Paris et Berlin, qui se veulent à l'avant-garde de l'intégration économique de la zone euro, avaient annoncé en août vouloir parvenir courant 2013 à un "impôt sur les sociétés commun" aux deux pays, dont les taux et l'assiette seraient ainsi harmonisés.

De manière générale, les deux pays demandent dans leur document que la "coordination fiscale" en Europe soit "accélérée". Un accord de principe avait été conclu l'an dernier par un grand nombre de pays européens à ce sujet, dans le cadre du "Pacte Euro Plus", mais n'a guère donné de résultat à ce jour. Il repose largement sur une démarche volontaire.

Le sujet est sensible. Le chantier de l'harmonisation de la fiscalité des entreprises en Europe s'est jusqu'ici toujours heurté au refus notamment de l'Irlande, qui pratique un impôt sur les sociétés très bas, ou encore de la Slovaquie.

Quant à la taxe sur les transactions financières, il a récemment provoqué une crispation franco-allemande après l'annonce par Paris de son souhait d'aller seule de l'avant si nécessaire alors que Berlin défend une mise en oeuvre concertée au moins dans la zone euro.

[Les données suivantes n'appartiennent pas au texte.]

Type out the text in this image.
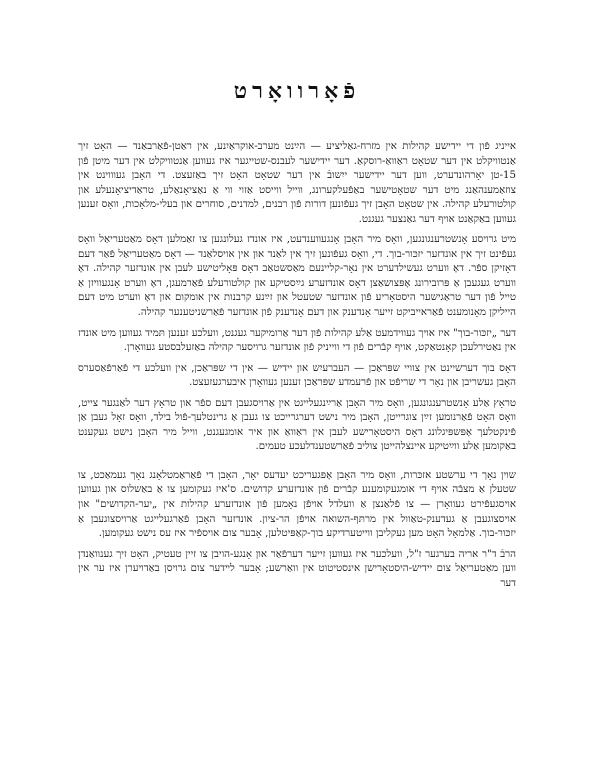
פֿאָרוואָרט

אייניג פֿון די יידישע קהילות אין מזרח-גאַליציע — הײַנט מערב-אוקראַיִנע, אין ראַטן-פֿאַרבאַנד — האָט זיך אַנטוויקלט אין דער שטאָט ראַוואַ-רוסקאַ. דער יידישער לעבנס-שטייגער איז געווען אַנטוויקלט אין דער מיטן פֿון 15-טן יאָרהונדערט, ווען דער יידישער ייִשובֿ אין דער שטאָט האָט זיך באַזעצט. די האָבן געוווינט אין צוזאַמענהאַנג מיט דער שטאָטישער באַפֿעלקערונג, ווייל ווייסט אַזוי ווי אַ נאַציאָנאַלע, טראַדיציאָנעלע און קולטורעלע קהילה. אין שטאָט האָבן זיך געפֿונען דורות פֿון רבנים, למדנים, סוחרים און בעלי-מלאָכות, וואָס זענען געווען באַקאַנט אויף דער גאַנצער געגנט.

מיט גרויסע אָנשטרענגונגען, וואָס מיר האָבן אָנגעווענדעט, איז אונדז געלונגען צו זאַמלען דאָס מאַטעריאַל וואָס געפֿינט זיך אין אונדזער יזכּור-בוך. די, וואָס געפֿונען זיך אין לאַנד און אין אויסלאַנד — דאָס מאַטעריאַל פֿאַר דעם דאָזיקן ספֿר. דאָ ווערט געשילדערט אין נאָר-קליינעם מאַסשטאַב דאָס פּאָליטישע לעבן אין אונדזער קהילה. דאָ ווערט געגעבן אַ פּרובירונג אָפּצושאַצן דאָס אונדזערע גײַסטיקע און קולטורעלע פֿאַרמעגן, דאָ ווערט אָנגעוויזן אַ טייל פֿון דער טראַגישער היסטאָריע פֿון אונדזער שטעטל און זײַנע קרבנות אין אומקום און דאָ ווערט מיט דעם הייליקן מאָנומענט פֿאַראייביקט זייער אָנדענק און דעם אָנדענק פֿון אונדזער פֿאַרשניטענער קהילה.

דער „יזכּור-בוך" איז אויך געווידמעט אַלע קהילות פֿון דער אַרומיקער געגנט, וועלכע זענען תּמיד געווען מיט אונדז אין נאַטירלעכן קאָנטאַקט, אויף קבֿרים פֿון די ווייניק פֿון אונדזער גרויסער קהילה באַזעלבסטע געוואָרן.

דאָס בוך דערשיינט אין צוויי שפּראַכן — העברעיִש און יידיש — אין די שפּראַכן, אין וועלכע די פֿאַרפֿאַסערס האָבן געשריבן און נאָר די שריפֿט און פֿרעמדע שפּראַכן זענען געוואָרן איבערגעזעצט.

טראָץ אַלע אָנשטרענגונגען, וואָס מיר האָבן אַרײַנגעלייגט אין אַרויסגעבן דעם ספֿר און טראָץ דער לאַנגער צייט, וואָס האָט פֿאַרנומען זײַן צוגרייטן, האָבן מיר נישט דערגרייכט צו געבן אַ גרינטלעך-פֿול בילד, וואָס זאָל געבן אַן פֿינקטלעך אָפּשפּיגלונג דאָס היסטאָרישע לעבן אין ראַוואַ און איר אומגעגנט, ווייל מיר האָבן נישט געקענט באַקומען אַלע ווײַטיקע איינצלהייטן צוליב פֿאַרשטענדלעכע טעמים.

שוין נאָך די ערשטע אזכּרות, וואָס מיר האָבן אָפּגעריכט יעדעס יאָר, האָבן די פֿאַראַמטלאָנג נאָך געמאַכט, צו שטעלן אַ מצבֿה אויף די אומגעקומענע קבֿרים פֿון אונדזערע קדושים. ס'איז געקומען צו אַ באַשלוס און געווען אויסגעפֿירט געוואָרן — צו פֿלאַנצן אַ וועלדל אויפֿן נאָמען פֿון אונדזערע קהילות אין „יער-הקדושים" און אויסצוגעבן אַ געדענק-טאַוול אין מרתּף-השואה אויפֿן הר-ציון. אונדזער האָבן פֿאַרגעלייגט אַרויסצוגעבן אַ יזכּור-בוך. אַלמאָל האָט מען געקליבן ווייטערדיקע בוך-קאַפּיטלען, אָבער צום אויספֿיר איז עס נישט געקומען.

הרבֿ ד"ר אריה בערגער ז"ל, וועלכער איז געווען זייער דערפֿאַר און אָנגע-הויבן צו זיין טעטיק, האָט זיך גענוואַנדן ווען מאַטעריאַל צום יידיש-היסטאָרישן אינסטיטוט אין וואַרשע; אָבער לײדער צום גרויסן באַדויערן איז ער אין דער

Certains de leurs partenaires au sein de l'UE, comme la Suède et le Royaume-Uni, y sont fondamentalement opposés, craignant une fuite des capitaux.

Dans leur texte commun, Paris et Berlin veulent aussi accélérer la négociation européenne en matière de taxe carbone. Là encore, ce projet se heurte à de fortes résistances en Europe.

Les propositions franco-allemandes en vue des sommets européens à venir comportent aussi un volet consacré aux moyens de réduire le chômage. Il y est notamment proposé que les agences nationales pour l'emploi soient tenues de faire une offre concrète à chaque chômeur (emploi, contrat d'apprentissage ou formation).

Le texte propose de développer l'apprentissage - une force de l'économie allemande - de réduire les charges pesant sur le travail, de lutter "contre le dumping social" ou encore d'encourager à la mobilité transfrontalière des demandeurs d'emploi.

Il préconise en outre des mesures en faveur des PME, comme la simplification des règles comptables et des incitations pour que le capital-risque se tourne vers ces entreprises.

Paris et Berlin proposent enfin de réfléchir à la création d'un Fonds pour la croissance et la compétitivité bénéficiant aux pays sous assistance financière, comme la Grèce, le Portugal et l'Irlande aujourd'hui.